«Stato vegetativo», quel dizionario da pensionare - Le evidenze scientifiche rendono ormai sorpassata la definizione coniata nel 1972, nella quale c’è una nota quasi spregiativa nei confronti di pazienti assimilati alle piante, quasi non fossero persone. Invece oggi si succedono studi, firmati anche da italiani, che scoprono quello che 40 anni fa era impensabile - prospettive di Marco Mozzoni - Avvenire, 23 dicembre 2010
Lo Stato vegetativo (Sv) è una sindrome che necessita di una profonda revisione. La proposta arriva dalla «European Task Force on Disorders of Consciousness», gruppo di ricerca internazionale sui disordini della coscienza che fa capo al «Coma Science Group» di Liegi. Le ragioni addotte sono legate alla constatazione (abbastanza ovvia ma mai scontata, sembra) che la scienza ha fatto passi da gigante dal lontano 1972, anno in cui il termine « vegetative state » appariva per la prima volta sulla prestigiosa rivista Lancet per identificare una condizione clinica di grave alterazione dello stato di coscienza conseguente a un danno cerebrale che preservava appunto il funzionamento nervoso 'vegetativo' del paziente, cioè il ciclo sonno-veglia, la respirazione, la digestione o la regolazione termica.

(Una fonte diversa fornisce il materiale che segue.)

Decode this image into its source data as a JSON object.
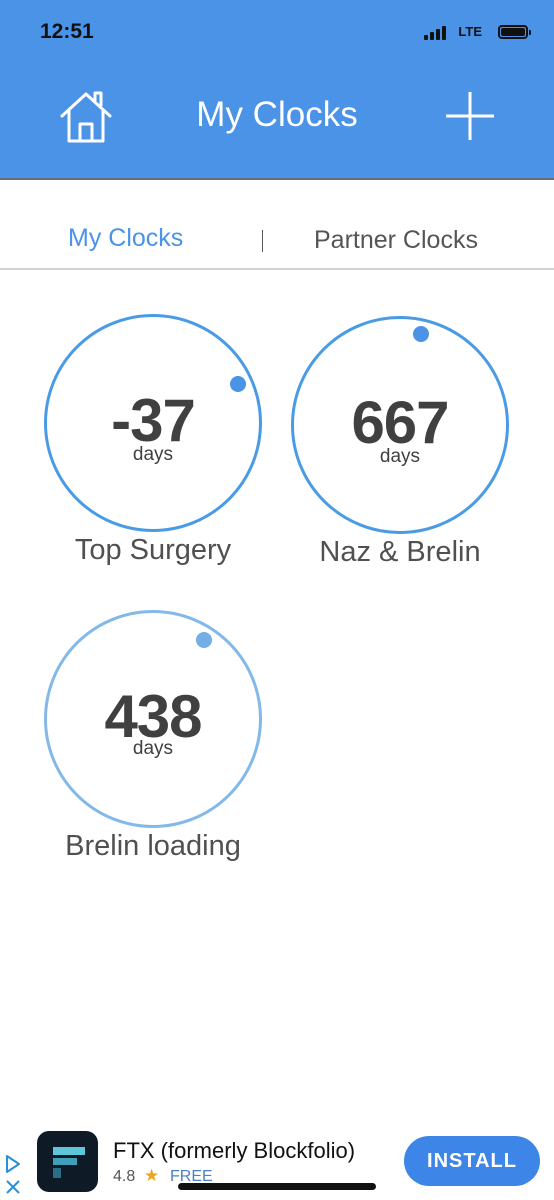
{
  "status": {
    "time": "12:51",
    "network": "LTE"
  },
  "header": {
    "title": "My Clocks",
    "home_icon": "home-icon",
    "add_icon": "plus-icon"
  },
  "tabs": [
    {
      "label": "My Clocks",
      "active": true
    },
    {
      "label": "Partner Clocks",
      "active": false
    }
  ],
  "tab_separator": "|",
  "clocks": [
    {
      "value": "-37",
      "unit": "days",
      "name": "Top Surgery"
    },
    {
      "value": "667",
      "unit": "days",
      "name": "Naz & Brelin"
    },
    {
      "value": "438",
      "unit": "days",
      "name": "Brelin loading"
    }
  ],
  "ad": {
    "title": "FTX (formerly Blockfolio)",
    "rating": "4.8",
    "rating_icon": "star-icon",
    "price": "FREE",
    "install_label": "INSTALL"
  },
  "colors": {
    "header_bg": "#4a93e6",
    "accent": "#4a93e6",
    "install_bg": "#3d85e6"
  }
}
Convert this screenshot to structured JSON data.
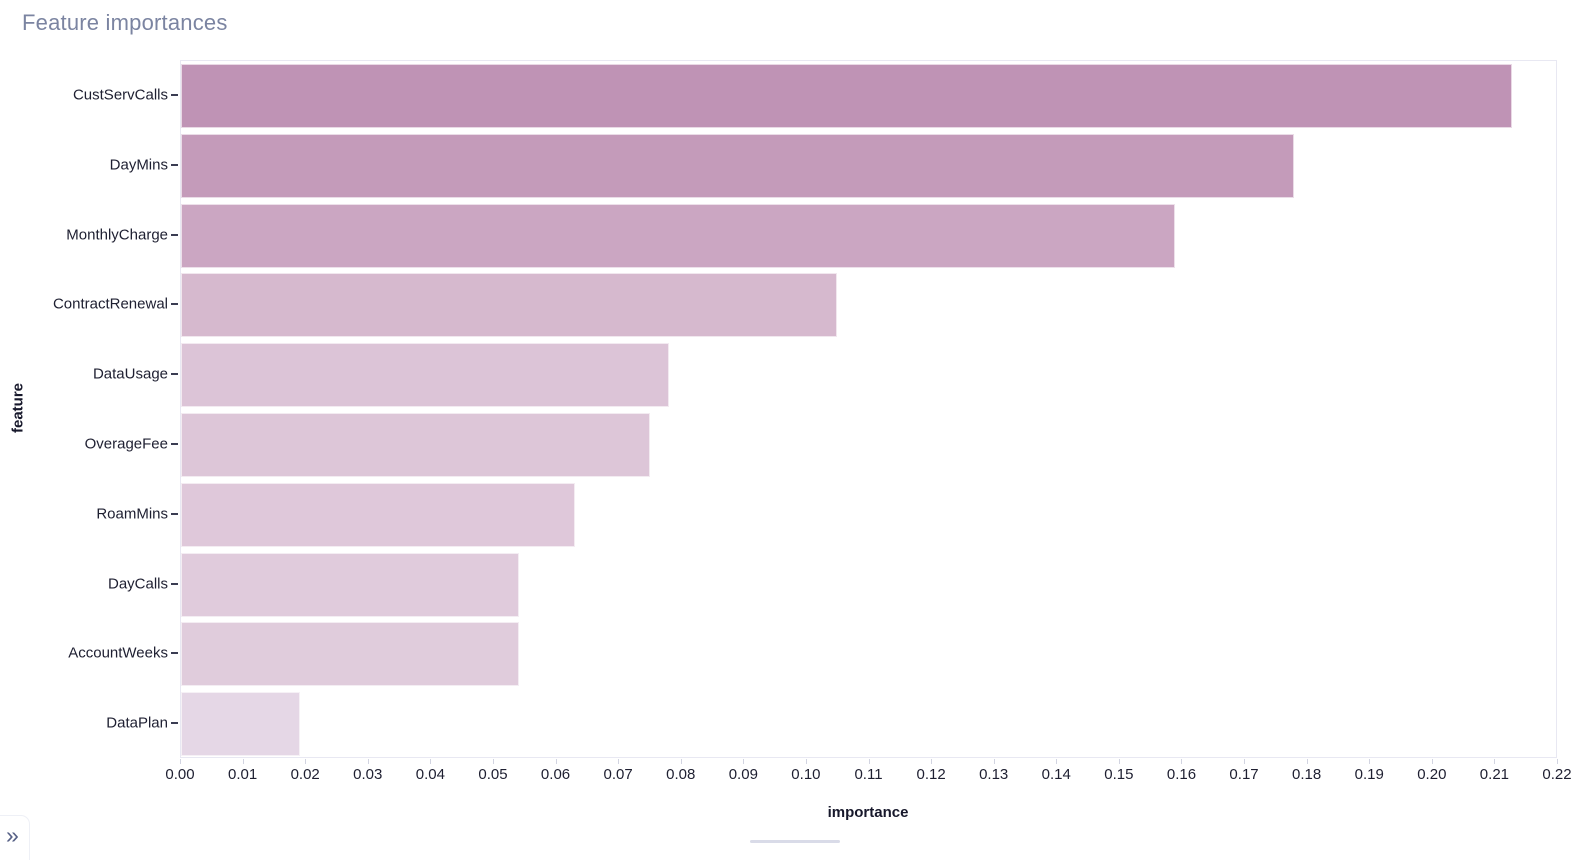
{
  "header": {
    "title": "Feature importances",
    "title_color": "#7b84a1"
  },
  "sidebar_expander": {
    "icon": "double-chevron-right",
    "glyph": "»",
    "color": "#566086"
  },
  "chart_data": {
    "type": "bar",
    "orientation": "horizontal",
    "title": "Feature importances",
    "xlabel": "importance",
    "ylabel": "feature",
    "categories": [
      "CustServCalls",
      "DayMins",
      "MonthlyCharge",
      "ContractRenewal",
      "DataUsage",
      "OverageFee",
      "RoamMins",
      "DayCalls",
      "AccountWeeks",
      "DataPlan"
    ],
    "values": [
      0.213,
      0.178,
      0.159,
      0.105,
      0.078,
      0.075,
      0.063,
      0.054,
      0.054,
      0.019
    ],
    "bar_colors": [
      "#bf93b5",
      "#c49bba",
      "#cba6c2",
      "#d6b9ce",
      "#dcc4d7",
      "#ddc6d8",
      "#dfc8da",
      "#e0cbdc",
      "#e0ccdc",
      "#e5d7e6"
    ],
    "xlim": [
      0,
      0.22
    ],
    "x_tick_labels": [
      "0.00",
      "0.01",
      "0.02",
      "0.03",
      "0.04",
      "0.05",
      "0.06",
      "0.07",
      "0.08",
      "0.09",
      "0.10",
      "0.11",
      "0.12",
      "0.13",
      "0.14",
      "0.15",
      "0.16",
      "0.17",
      "0.18",
      "0.19",
      "0.20",
      "0.21",
      "0.22"
    ],
    "grid": false,
    "legend_position": "none",
    "text_color": "#1e1f31",
    "plot_border_color": "#e8e8f2"
  }
}
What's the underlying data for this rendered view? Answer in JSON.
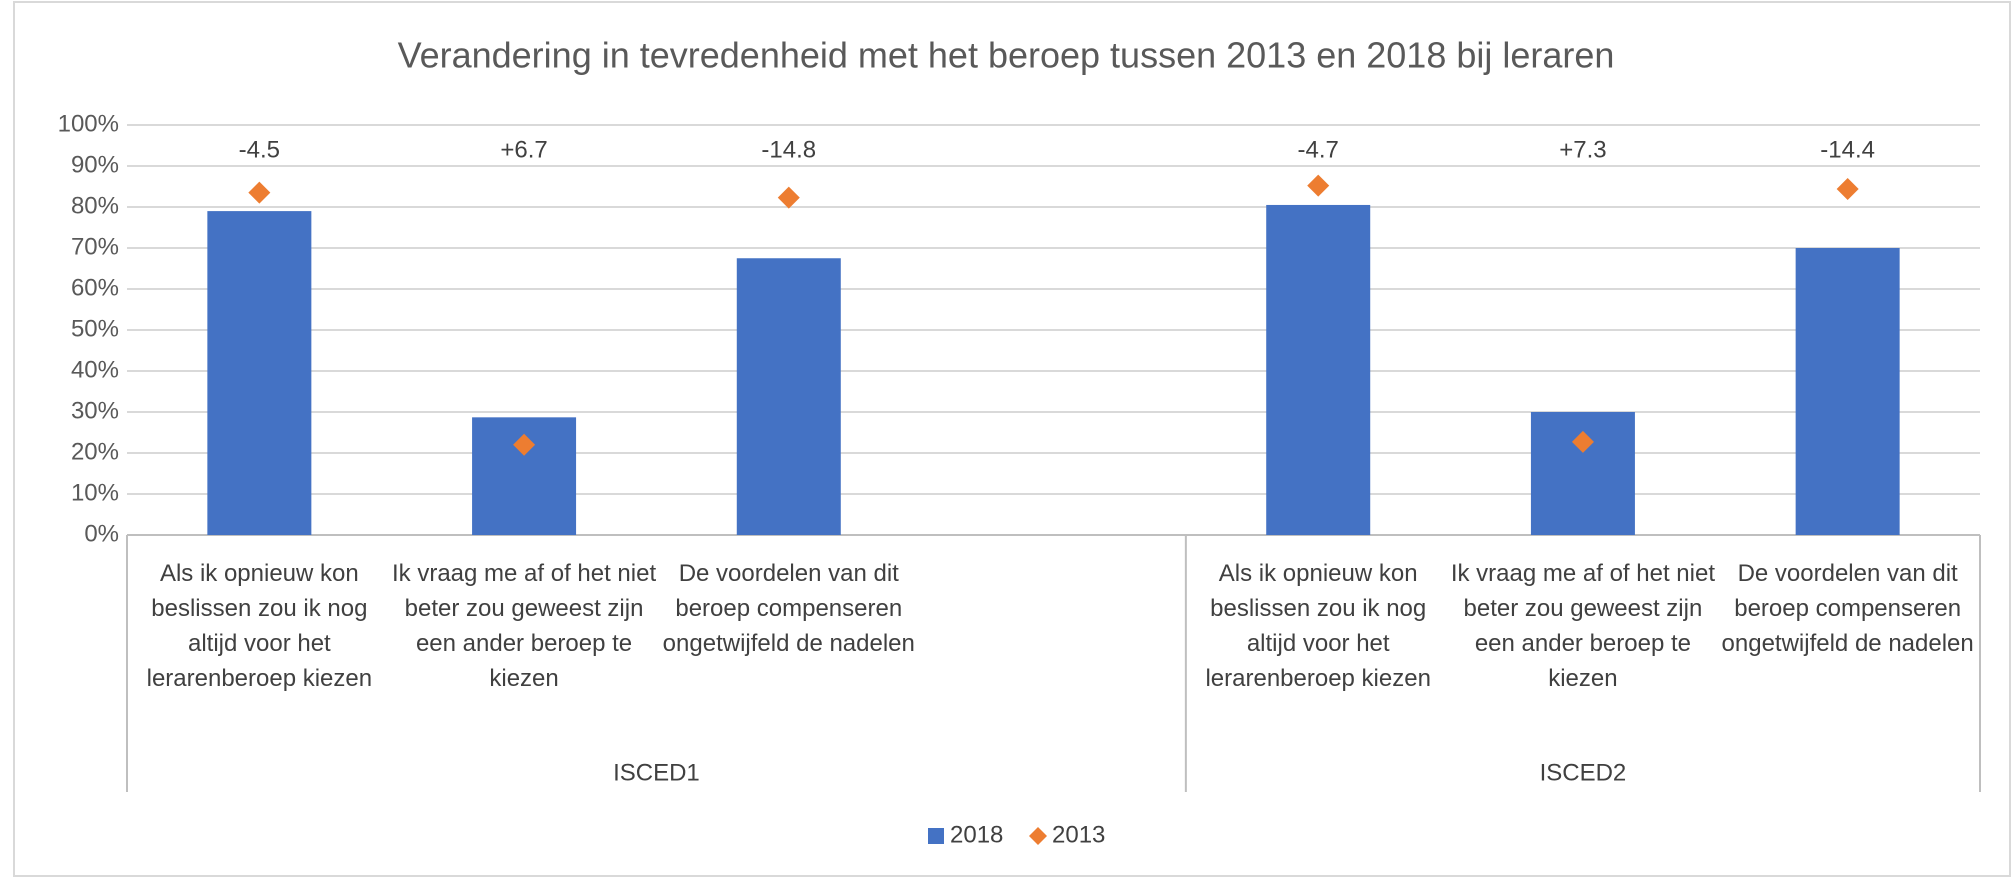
{
  "chart_data": {
    "type": "bar_scatter",
    "title": "Verandering in tevredenheid met het beroep tussen 2013 en 2018 bij leraren",
    "categories": [
      "Als ik opnieuw kon beslissen zou ik nog altijd voor het lerarenberoep kiezen",
      "Ik vraag me af of het niet beter zou geweest zijn een ander beroep te kiezen",
      "De voordelen van dit beroep compenseren ongetwijfeld de nadelen",
      null,
      "Als ik opnieuw kon beslissen zou ik nog altijd voor het lerarenberoep kiezen",
      "Ik vraag me af of het niet beter zou geweest zijn een ander beroep te kiezen",
      "De voordelen van dit beroep compenseren ongetwijfeld de nadelen"
    ],
    "groups": [
      {
        "name": "ISCED1",
        "span": 4
      },
      {
        "name": "ISCED2",
        "span": 3
      }
    ],
    "series": [
      {
        "name": "2018",
        "type": "bar",
        "color": "#4472c4",
        "values": [
          79,
          28.7,
          67.5,
          null,
          80.5,
          30,
          70
        ]
      },
      {
        "name": "2013",
        "type": "scatter",
        "marker": "diamond",
        "color": "#ed7d31",
        "values": [
          83.5,
          22,
          82.3,
          null,
          85.2,
          22.7,
          84.4
        ]
      }
    ],
    "annotations": [
      "-4.5",
      "+6.7",
      "-14.8",
      null,
      "-4.7",
      "+7.3",
      "-14.4"
    ],
    "ylim": [
      0,
      100
    ],
    "yticks": [
      {
        "value": 0,
        "label": "0%"
      },
      {
        "value": 10,
        "label": "10%"
      },
      {
        "value": 20,
        "label": "20%"
      },
      {
        "value": 30,
        "label": "30%"
      },
      {
        "value": 40,
        "label": "40%"
      },
      {
        "value": 50,
        "label": "50%"
      },
      {
        "value": 60,
        "label": "60%"
      },
      {
        "value": 70,
        "label": "70%"
      },
      {
        "value": 80,
        "label": "80%"
      },
      {
        "value": 90,
        "label": "90%"
      },
      {
        "value": 100,
        "label": "100%"
      }
    ],
    "grid": true,
    "legend": "bottom"
  }
}
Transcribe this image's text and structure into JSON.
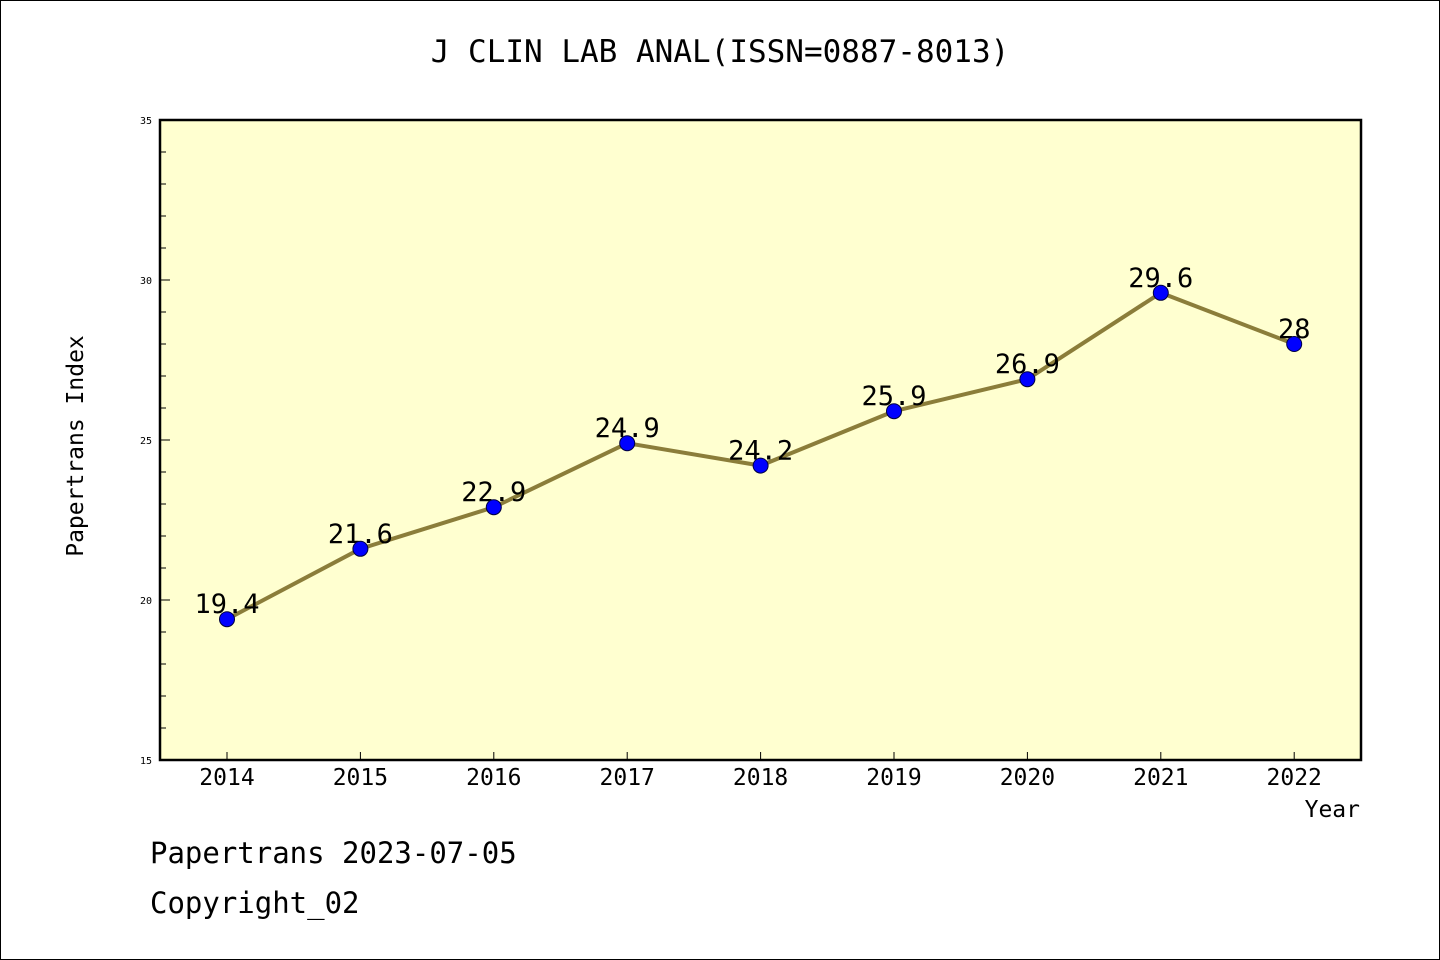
{
  "chart_data": {
    "type": "line",
    "title": "J CLIN LAB ANAL(ISSN=0887-8013)",
    "xlabel": "Year",
    "ylabel": "Papertrans Index",
    "categories": [
      "2014",
      "2015",
      "2016",
      "2017",
      "2018",
      "2019",
      "2020",
      "2021",
      "2022"
    ],
    "series": [
      {
        "values": [
          19.4,
          21.6,
          22.9,
          24.9,
          24.2,
          25.9,
          26.9,
          29.6,
          28
        ],
        "data_labels": [
          "19.4",
          "21.6",
          "22.9",
          "24.9",
          "24.2",
          "25.9",
          "26.9",
          "29.6",
          "28"
        ]
      }
    ],
    "ylim": [
      15,
      35
    ],
    "yticks": [
      "15",
      "20",
      "25",
      "30",
      "35"
    ],
    "grid": false,
    "colors": {
      "line": "#8B7D3A",
      "marker": "#0000FF",
      "plot_background": "#FFFFD0"
    }
  },
  "footer": {
    "line1": "Papertrans 2023-07-05",
    "line2": "Copyright_02"
  }
}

«Persistente» è stato definito poi lo stato vegetativo protratto per più di un mese, mentre «permanente» quello di durata superiore a un anno in caso di lesioni traumatiche e a tre mesi in caso di danni cerebrali di altra natura. Negli ultimi 30 anni una mole considerevole di studi ha però messo in luce che lo stato vegetativo non è una condizione «statica e omogenea», come invece sembrava in origine. Con metodi di indagine sempre più sofisticati è stato infatti possibile riscontrare in questi pazienti la presenza di una attività cerebrale residua anche in risposta a stimoli complessi e una preservata capacità di elaborare a un certo livello emozioni e dolore, come bene ha evidenziato l’ampia rassegna di studi pubblicata di recente sul Journal of Psychophysiology dai medici italiani Walter G. Sannita, professore di neurologia al dipartimento di Neuroscienze dell’Università di Genova, e Francesco Riganello, dell’Istituto Sant’Anna di Crotone.
Non solo: anche gli esiti clinici dei pazienti sembrano essere migliorati significativamente nel tempo, grazie ai progressi tecnologici e alle risorse messe a disposizione nelle unità di cura intensiva. Tanto che ben l’80% di queste persone può oggi recuperare la coscienza, il 50% di loro addirittura nell’arco di tre mesi. Nonostante ciò, come sottolinea il neurologo Steven Laureys, alla guida del team di ricerca belga, «il termine 'stato vegetativo' ha una accezione intrinsecamente negativa che induce la gran parte dei non addetti ai lavori e dei media a pensare a questi pazienti come a veri e propri vegetali». «È per questo motivo – prosegue Laureys – che diversi gruppi politici e religiosi si sono sentiti in dovere di enfatizzare i diritti inalienabili di queste persone, che restano a tutti gli effetti esseri umani».
Con la speranza di positive ricadute in termini di migliori standard di cura di questi pazienti, forte delle evidenze scientifiche accumulate e proprio nell’ottica di superare tale scoglio, la task force capitanata da Laureys ha dunque intrapreso un processo di revisione nosografica del disturbo. La proposta alla comunità medica internazionale di «un nuovo termine descrittivo neutro col quale riferirsi alla complessa condizione in cui si può trovare una persona che, al risveglio dal coma, non riesce a recuperare la capacità di rispondere volontariamente agli stimoli dell’ambiente ma che può manifestare segni seppur minimi di coscienza» ha visto la luce sull’ultimo numero della rivista Bmc Medicine . È nata così la « Unresponsive Wakefulness Sindrome » (Uws), uno spettro dinamico fra il coma e la coscienza che non ha ancora un equivalente in lingua italiana. «Cambiare il nome di una malattia – confessa raccomandandoci cautela il professor Sannita, della European Task Force on the Vegetative State – è sempre un rischio in termini di comunicazione, perché come abbiamo visto i nomi tendono a restare anche se inesatti»...
Recepiamo il messaggio e ci asteniamo dal cimentarci in una improbabile traduzione, in fiduciosa attesa però degli sviluppi da parte della comunità scientifica del nostro Paese.